= Philip Frederic Sellheim =

Hessian pastoralist and mining official in Australia

Philip Frederic Sellheim (1832–1899) was a Hessian pastoralist and mining official in Australia in the latter half of the 19th century. He was born on 28 September 1832 at Konradsdorf in the Grand Duchy of Hesse. His parents were Heinrich and Marian Emma Sophia, née Schaefer. He was educated to a level which enabled him to study sheep breeding at the Royal Veterinary Academy of Berlin.

==Early life==
Sellheim emigrated to Queensland in 1855, and was employed as the manager of Banana station on the Dawson River for four years. He then joined George Dalrymple on an expedition to explore the Burdekin River catchment.

==Pastoralist==
In 1861 Sellheim and a partner took up Strathmore (near present-day Collinsville) a pastoral lease on which they ran sheep for five years. In 1866 they were forced off the run by the difficulties of pioneering a remote region infested with spear grass.
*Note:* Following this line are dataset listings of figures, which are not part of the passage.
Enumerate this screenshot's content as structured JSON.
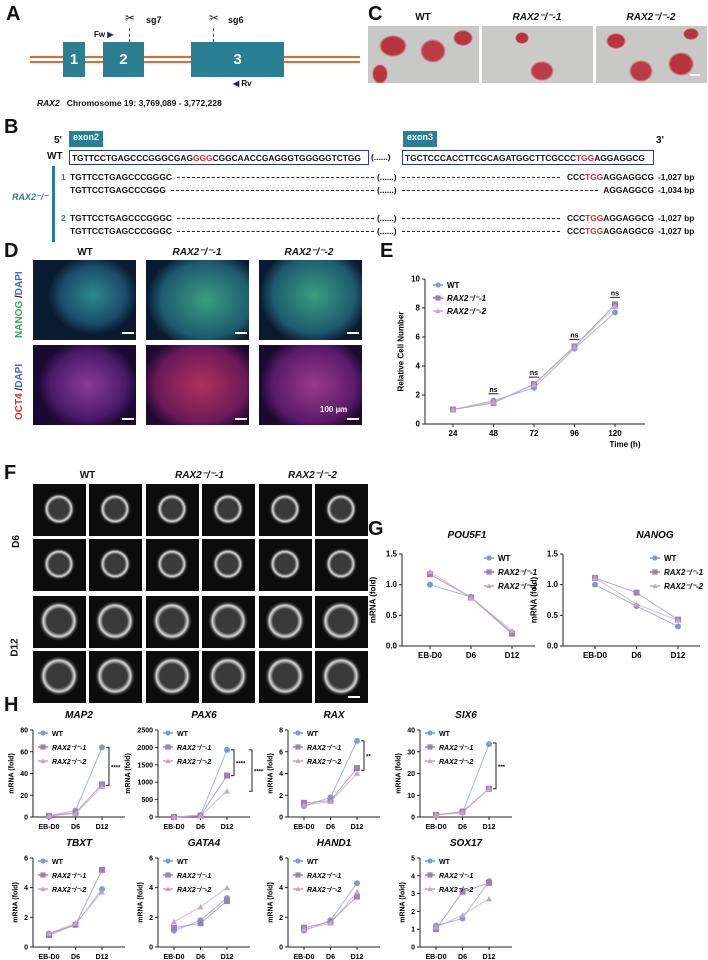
{
  "panel_labels": [
    "A",
    "B",
    "C",
    "D",
    "E",
    "F",
    "G",
    "H"
  ],
  "panel_a": {
    "exons": [
      "1",
      "2",
      "3"
    ],
    "sg7": "sg7",
    "sg6": "sg6",
    "fw": "Fw",
    "rv": "Rv",
    "gene": "RAX2",
    "chromosome": "Chromosome 19: 3,769,089 - 3,772,228",
    "colors": {
      "exon": "#2a7f93",
      "intron_line": "#e0692d"
    }
  },
  "panel_b": {
    "five_prime": "5'",
    "three_prime": "3'",
    "exon2": "exon2",
    "exon3": "exon3",
    "wt_label": "WT",
    "wt": {
      "e2_pre": "TGTTCCTGAGCCCGGGCGAG",
      "e2_red": "GGG",
      "e2_post": "CGGCAACCGAGGGTGGGGGTCTGG",
      "gap": "(......)",
      "e3_pre": "TGCTCCCACCTTCGCAGATGGCTTCGCCC",
      "e3_red": "TGG",
      "e3_post": "AGGAGGCG"
    },
    "mutant_label": "RAX2⁻/⁻",
    "rows": [
      {
        "clone": "1",
        "left": "TGTTCCTGAGCCCGGGC",
        "gap": "(......)",
        "right_pre": "CCC",
        "right_red": "TGG",
        "right_post": "AGGAGGCG",
        "size": "-1,027 bp"
      },
      {
        "clone": "",
        "left": "TGTTCCTGAGCCCGGG",
        "gap": "(......)",
        "right_pre": "",
        "right_red": "",
        "right_post": "AGGAGGCG",
        "size": "-1,034 bp"
      },
      {
        "clone": "2",
        "left": "TGTTCCTGAGCCCGGGC",
        "gap": "(......)",
        "right_pre": "CCC",
        "right_red": "TGG",
        "right_post": "AGGAGGCG",
        "size": "-1,027 bp"
      },
      {
        "clone": "",
        "left": "TGTTCCTGAGCCCGGGC",
        "gap": "(......)",
        "right_pre": "CCC",
        "right_red": "TGG",
        "right_post": "AGGAGGCG",
        "size": "-1,027 bp"
      }
    ]
  },
  "panel_c": {
    "columns": [
      "WT",
      "RAX2⁻/⁻-1",
      "RAX2⁻/⁻-2"
    ]
  },
  "panel_d": {
    "columns": [
      "WT",
      "RAX2⁻/⁻-1",
      "RAX2⁻/⁻-2"
    ],
    "rows": [
      {
        "marker": "NANOG",
        "sep": " /",
        "dapi": "DAPI",
        "marker_color": "#2faa5a"
      },
      {
        "marker": "OCT4",
        "sep": " /",
        "dapi": "DAPI",
        "marker_color": "#d0312d"
      }
    ],
    "scale_bar": "100 µm"
  },
  "panel_f": {
    "columns": [
      "WT",
      "RAX2⁻/⁻-1",
      "RAX2⁻/⁻-2"
    ],
    "rows": [
      "D6",
      "D12"
    ]
  },
  "chart_data": [
    {
      "type": "line",
      "title": "",
      "xlabel": "Time (h)",
      "ylabel": "Relative Cell Number",
      "categories": [
        "24",
        "48",
        "72",
        "96",
        "120"
      ],
      "ylim": [
        0,
        10
      ],
      "yticks": [
        "0",
        "2",
        "4",
        "6",
        "8",
        "10"
      ],
      "legend": "top-left",
      "series": [
        {
          "name": "WT",
          "values": [
            1,
            1.6,
            2.5,
            5.2,
            7.7
          ],
          "color": "#7f9bd1",
          "marker": "circle"
        },
        {
          "name": "RAX2⁻/⁻-1",
          "values": [
            1,
            1.45,
            2.75,
            5.35,
            8.25
          ],
          "color": "#9a82b8",
          "marker": "square"
        },
        {
          "name": "RAX2⁻/⁻-2",
          "values": [
            1,
            1.5,
            2.7,
            5.3,
            8.1
          ],
          "color": "#c9a3c4",
          "marker": "triangle"
        }
      ],
      "annotations": [
        {
          "category": "48",
          "text": "ns"
        },
        {
          "category": "72",
          "text": "ns"
        },
        {
          "category": "96",
          "text": "ns"
        },
        {
          "category": "120",
          "text": "ns"
        }
      ]
    },
    {
      "type": "line",
      "title": "POU5F1",
      "xlabel": "",
      "ylabel": "mRNA (fold)",
      "categories": [
        "EB-D0",
        "D6",
        "D12"
      ],
      "ylim": [
        0,
        1.5
      ],
      "yticks": [
        "0.0",
        "0.5",
        "1.0",
        "1.5"
      ],
      "legend": "top-right",
      "series": [
        {
          "name": "WT",
          "values": [
            1,
            0.8,
            0.22
          ],
          "color": "#7f9bd1",
          "marker": "circle"
        },
        {
          "name": "RAX2⁻/⁻-1",
          "values": [
            1.17,
            0.79,
            0.2
          ],
          "color": "#9a82b8",
          "marker": "square"
        },
        {
          "name": "RAX2⁻/⁻-2",
          "values": [
            1.21,
            0.79,
            0.25
          ],
          "color": "#c9a3c4",
          "marker": "triangle"
        }
      ]
    },
    {
      "type": "line",
      "title": "NANOG",
      "xlabel": "",
      "ylabel": "mRNA (fold)",
      "categories": [
        "EB-D0",
        "D6",
        "D12"
      ],
      "ylim": [
        0,
        1.5
      ],
      "yticks": [
        "0.0",
        "0.5",
        "1.0",
        "1.5"
      ],
      "legend": "top-right",
      "series": [
        {
          "name": "WT",
          "values": [
            1,
            0.65,
            0.32
          ],
          "color": "#7f9bd1",
          "marker": "circle"
        },
        {
          "name": "RAX2⁻/⁻-1",
          "values": [
            1.11,
            0.87,
            0.43
          ],
          "color": "#9a82b8",
          "marker": "square"
        },
        {
          "name": "RAX2⁻/⁻-2",
          "values": [
            1.11,
            0.68,
            0.42
          ],
          "color": "#c9a3c4",
          "marker": "triangle"
        }
      ]
    },
    {
      "type": "line",
      "title": "MAP2",
      "xlabel": "",
      "ylabel": "mRNA (fold)",
      "categories": [
        "EB-D0",
        "D6",
        "D12"
      ],
      "ylim": [
        0,
        80
      ],
      "yticks": [
        "0",
        "20",
        "40",
        "60",
        "80"
      ],
      "legend": "top-left",
      "series": [
        {
          "name": "WT",
          "values": [
            1,
            6,
            64
          ],
          "color": "#7f9bd1",
          "marker": "circle"
        },
        {
          "name": "RAX2⁻/⁻-1",
          "values": [
            1,
            4,
            30
          ],
          "color": "#9a82b8",
          "marker": "square"
        },
        {
          "name": "RAX2⁻/⁻-2",
          "values": [
            1,
            3,
            28
          ],
          "color": "#c9a3c4",
          "marker": "triangle"
        }
      ],
      "significance": [
        {
          "from": 64,
          "to": 29,
          "text": "****"
        }
      ]
    },
    {
      "type": "line",
      "title": "PAX6",
      "xlabel": "",
      "ylabel": "mRNA (fold)",
      "categories": [
        "EB-D0",
        "D6",
        "D12"
      ],
      "ylim": [
        0,
        2500
      ],
      "yticks": [
        "0",
        "500",
        "1000",
        "1500",
        "2000",
        "2500"
      ],
      "legend": "top-left",
      "series": [
        {
          "name": "WT",
          "values": [
            1,
            50,
            1930
          ],
          "color": "#7f9bd1",
          "marker": "circle"
        },
        {
          "name": "RAX2⁻/⁻-1",
          "values": [
            1,
            40,
            1190
          ],
          "color": "#9a82b8",
          "marker": "square"
        },
        {
          "name": "RAX2⁻/⁻-2",
          "values": [
            1,
            30,
            740
          ],
          "color": "#c9a3c4",
          "marker": "triangle"
        }
      ],
      "significance": [
        {
          "from": 1930,
          "to": 1190,
          "text": "****"
        },
        {
          "from": 1930,
          "to": 740,
          "text": "****"
        }
      ]
    },
    {
      "type": "line",
      "title": "RAX",
      "xlabel": "",
      "ylabel": "mRNA (fold)",
      "categories": [
        "EB-D0",
        "D6",
        "D12"
      ],
      "ylim": [
        0,
        8
      ],
      "yticks": [
        "0",
        "2",
        "4",
        "6",
        "8"
      ],
      "legend": "top-left",
      "series": [
        {
          "name": "WT",
          "values": [
            1,
            1.8,
            7
          ],
          "color": "#7f9bd1",
          "marker": "circle"
        },
        {
          "name": "RAX2⁻/⁻-1",
          "values": [
            1.3,
            1.5,
            4.5
          ],
          "color": "#9a82b8",
          "marker": "square"
        },
        {
          "name": "RAX2⁻/⁻-2",
          "values": [
            1.1,
            1.4,
            4
          ],
          "color": "#c9a3c4",
          "marker": "triangle"
        }
      ],
      "significance": [
        {
          "from": 7,
          "to": 4.3,
          "text": "**"
        }
      ]
    },
    {
      "type": "line",
      "title": "SIX6",
      "xlabel": "",
      "ylabel": "mRNA (fold)",
      "categories": [
        "EB-D0",
        "D6",
        "D12"
      ],
      "ylim": [
        0,
        40
      ],
      "yticks": [
        "0",
        "10",
        "20",
        "30",
        "40"
      ],
      "legend": "top-left",
      "series": [
        {
          "name": "WT",
          "values": [
            1,
            2,
            33.5
          ],
          "color": "#7f9bd1",
          "marker": "circle"
        },
        {
          "name": "RAX2⁻/⁻-1",
          "values": [
            1,
            2.5,
            13
          ],
          "color": "#9a82b8",
          "marker": "square"
        },
        {
          "name": "RAX2⁻/⁻-2",
          "values": [
            1,
            2,
            13
          ],
          "color": "#c9a3c4",
          "marker": "triangle"
        }
      ],
      "significance": [
        {
          "from": 34,
          "to": 13,
          "text": "***"
        }
      ]
    },
    {
      "type": "line",
      "title": "TBXT",
      "xlabel": "",
      "ylabel": "mRNA (fold)",
      "categories": [
        "EB-D0",
        "D6",
        "D12"
      ],
      "ylim": [
        0,
        6
      ],
      "yticks": [
        "0",
        "2",
        "4",
        "6"
      ],
      "legend": "top-left",
      "series": [
        {
          "name": "WT",
          "values": [
            0.9,
            1.5,
            3.9
          ],
          "color": "#7f9bd1",
          "marker": "circle"
        },
        {
          "name": "RAX2⁻/⁻-1",
          "values": [
            0.8,
            1.5,
            5.2
          ],
          "color": "#9a82b8",
          "marker": "square"
        },
        {
          "name": "RAX2⁻/⁻-2",
          "values": [
            0.9,
            1.6,
            3.7
          ],
          "color": "#c9a3c4",
          "marker": "triangle"
        }
      ]
    },
    {
      "type": "line",
      "title": "GATA4",
      "xlabel": "",
      "ylabel": "mRNA (fold)",
      "categories": [
        "EB-D0",
        "D6",
        "D12"
      ],
      "ylim": [
        0,
        6
      ],
      "yticks": [
        "0",
        "2",
        "4",
        "6"
      ],
      "legend": "top-left",
      "series": [
        {
          "name": "WT",
          "values": [
            1.1,
            1.8,
            3.3
          ],
          "color": "#7f9bd1",
          "marker": "circle"
        },
        {
          "name": "RAX2⁻/⁻-1",
          "values": [
            1.3,
            1.6,
            3.1
          ],
          "color": "#9a82b8",
          "marker": "square"
        },
        {
          "name": "RAX2⁻/⁻-2",
          "values": [
            1.7,
            2.7,
            4
          ],
          "color": "#c9a3c4",
          "marker": "triangle"
        }
      ]
    },
    {
      "type": "line",
      "title": "HAND1",
      "xlabel": "",
      "ylabel": "mRNA (fold)",
      "categories": [
        "EB-D0",
        "D6",
        "D12"
      ],
      "ylim": [
        0,
        6
      ],
      "yticks": [
        "0",
        "2",
        "4",
        "6"
      ],
      "legend": "top-left",
      "series": [
        {
          "name": "WT",
          "values": [
            1.1,
            1.8,
            4.3
          ],
          "color": "#7f9bd1",
          "marker": "circle"
        },
        {
          "name": "RAX2⁻/⁻-1",
          "values": [
            1.3,
            1.7,
            3.4
          ],
          "color": "#9a82b8",
          "marker": "square"
        },
        {
          "name": "RAX2⁻/⁻-2",
          "values": [
            1.2,
            1.6,
            3.7
          ],
          "color": "#c9a3c4",
          "marker": "triangle"
        }
      ]
    },
    {
      "type": "line",
      "title": "SOX17",
      "xlabel": "",
      "ylabel": "mRNA (fold)",
      "categories": [
        "EB-D0",
        "D6",
        "D12"
      ],
      "ylim": [
        0,
        5
      ],
      "yticks": [
        "0",
        "1",
        "2",
        "3",
        "4",
        "5"
      ],
      "legend": "top-left",
      "series": [
        {
          "name": "WT",
          "values": [
            1.2,
            1.6,
            3.7
          ],
          "color": "#7f9bd1",
          "marker": "circle"
        },
        {
          "name": "RAX2⁻/⁻-1",
          "values": [
            1,
            3.1,
            3.6
          ],
          "color": "#9a82b8",
          "marker": "square"
        },
        {
          "name": "RAX2⁻/⁻-2",
          "values": [
            1.1,
            1.8,
            2.7
          ],
          "color": "#c9a3c4",
          "marker": "triangle"
        }
      ]
    }
  ]
}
From 1867 to 1870 he managed Valley of Lagoons Station for Walter Jervoise Scott.

==Family==
Sellheim was naturalized in 1862, and in 1865 he married Laura Theresa Morisset. They had a daughter and two sons, the eldest of whom (Victor) became a major-general.

==Mining official==
In 1874 Sellheim was appointed warden in charge of the new, remote and turbulent Palmer goldfield. He was successful in this role, and in 1880 was promoted to Charters Towers. In 1888 he was promoted to Gympie. These appointments were during a period where trade unions were developing, and Sellheim was able to maintain good relations between employers and employees. In 1892 he became under-secretary for mines, in which position he remained until his death at New Farm, on 12 October 1899.